Has Pope Francis Changed the Framing of Climate Change Discourse Online?

Sunday, February 14, 2016
April Eichmeier, University of Wisconsin-Madison, Madison, WI
Scientific and political frames have dominated the discourse on climate change. But now a moral, values-based frame is has emerged more than previously. Though long a concern of grassroots organizations and other, lower-profile religious authorities (e.g. E.O. Wilson, Rick Warren), Pope Francis has made climate change a central tenet of his papacy. With his Encyclical and recent visit to the United States, some say he has injected a discussion of moral values into the mainstream, public conversation about climate change, where others have been less effective outside their close adherents. Our objective in this study is to explore whether, and to what extent, the morality and ethics frame has become a higher proportion of discourse relative to other frames. To gauge whether the moral frame is becoming a higher proportion of discourse, we choose to analyze a census of Twitter posts (tweets). Applying Nisbet’s typology of frames applicable to climate change, we used computational linguistic software to analyze a census of tweets related to Pope Francis and climate change; collection of the tweets started shortly before the encyclical was released in June 2015. Twitter is an ideal medium for analysis in that it permits researchers to study immediate discourse among an audience that has the ability to interact in real-time with virtually anyone worldwide and researchers have successfully analyzed opinion about a variety of scientific issues on this particular social media platform.
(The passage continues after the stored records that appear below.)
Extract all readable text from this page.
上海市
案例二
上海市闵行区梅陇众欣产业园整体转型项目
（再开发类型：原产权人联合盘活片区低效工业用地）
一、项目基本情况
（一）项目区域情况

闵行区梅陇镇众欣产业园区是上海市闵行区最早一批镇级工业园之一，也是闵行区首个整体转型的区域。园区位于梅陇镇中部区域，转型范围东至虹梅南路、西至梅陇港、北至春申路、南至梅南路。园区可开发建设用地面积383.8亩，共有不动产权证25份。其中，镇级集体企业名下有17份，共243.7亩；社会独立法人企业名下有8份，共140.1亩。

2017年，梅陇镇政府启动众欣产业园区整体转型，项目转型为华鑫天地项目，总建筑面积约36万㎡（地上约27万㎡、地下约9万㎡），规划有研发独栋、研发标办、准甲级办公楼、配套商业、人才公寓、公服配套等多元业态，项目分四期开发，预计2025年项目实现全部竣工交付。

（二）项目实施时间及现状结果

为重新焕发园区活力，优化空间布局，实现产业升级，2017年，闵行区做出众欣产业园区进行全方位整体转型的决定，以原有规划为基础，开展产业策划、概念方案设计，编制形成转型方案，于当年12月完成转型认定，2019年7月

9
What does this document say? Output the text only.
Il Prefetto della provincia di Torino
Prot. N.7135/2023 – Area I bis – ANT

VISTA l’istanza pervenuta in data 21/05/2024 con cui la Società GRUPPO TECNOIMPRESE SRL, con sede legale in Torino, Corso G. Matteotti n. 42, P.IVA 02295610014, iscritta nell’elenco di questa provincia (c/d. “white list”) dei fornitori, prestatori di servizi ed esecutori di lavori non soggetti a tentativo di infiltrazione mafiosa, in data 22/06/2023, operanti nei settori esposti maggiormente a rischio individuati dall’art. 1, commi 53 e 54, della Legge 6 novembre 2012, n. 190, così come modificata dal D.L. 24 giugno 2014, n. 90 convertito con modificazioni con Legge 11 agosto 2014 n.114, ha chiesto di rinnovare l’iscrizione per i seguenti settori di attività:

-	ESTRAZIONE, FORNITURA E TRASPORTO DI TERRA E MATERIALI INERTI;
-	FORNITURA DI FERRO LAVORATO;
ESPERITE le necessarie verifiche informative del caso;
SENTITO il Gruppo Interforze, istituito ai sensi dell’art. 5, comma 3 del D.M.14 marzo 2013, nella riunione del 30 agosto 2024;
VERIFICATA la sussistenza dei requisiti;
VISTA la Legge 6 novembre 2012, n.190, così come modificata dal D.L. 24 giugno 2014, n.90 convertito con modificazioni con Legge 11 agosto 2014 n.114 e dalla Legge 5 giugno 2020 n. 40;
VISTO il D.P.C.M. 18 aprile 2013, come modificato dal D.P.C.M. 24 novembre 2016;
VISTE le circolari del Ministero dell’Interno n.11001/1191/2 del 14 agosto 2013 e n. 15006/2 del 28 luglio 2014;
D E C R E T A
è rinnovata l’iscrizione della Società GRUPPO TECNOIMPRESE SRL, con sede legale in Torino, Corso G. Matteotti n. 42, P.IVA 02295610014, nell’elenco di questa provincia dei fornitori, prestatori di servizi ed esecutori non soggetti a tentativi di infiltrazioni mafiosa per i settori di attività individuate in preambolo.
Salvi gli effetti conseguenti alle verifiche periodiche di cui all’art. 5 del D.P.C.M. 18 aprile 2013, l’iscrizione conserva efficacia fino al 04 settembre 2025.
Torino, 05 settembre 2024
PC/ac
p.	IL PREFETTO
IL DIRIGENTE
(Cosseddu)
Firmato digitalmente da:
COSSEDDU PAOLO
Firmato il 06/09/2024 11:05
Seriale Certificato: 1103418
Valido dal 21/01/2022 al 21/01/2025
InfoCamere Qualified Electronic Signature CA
Furthermore, Twitter offers a unique perspective in that it contents are spontaneous and unsolicited, facilitating an examination of how audiences discuss climate change in an unmanipulated environment. Results showed a high volume of tweets regarding Pope Francis and climate change, with clear elevated levels of activity around the encyclical and the Pope Francis’s visit to the United States. The Pope was a frequently mentioned topic in climate-related tweets during the time period of analysis. Current analysis leads us to suspect that the moral and ethics frame online spikes in discourse around events, then levels off as time passes. Whether or not this new frame will be sustained has important implications for climate change debate and action.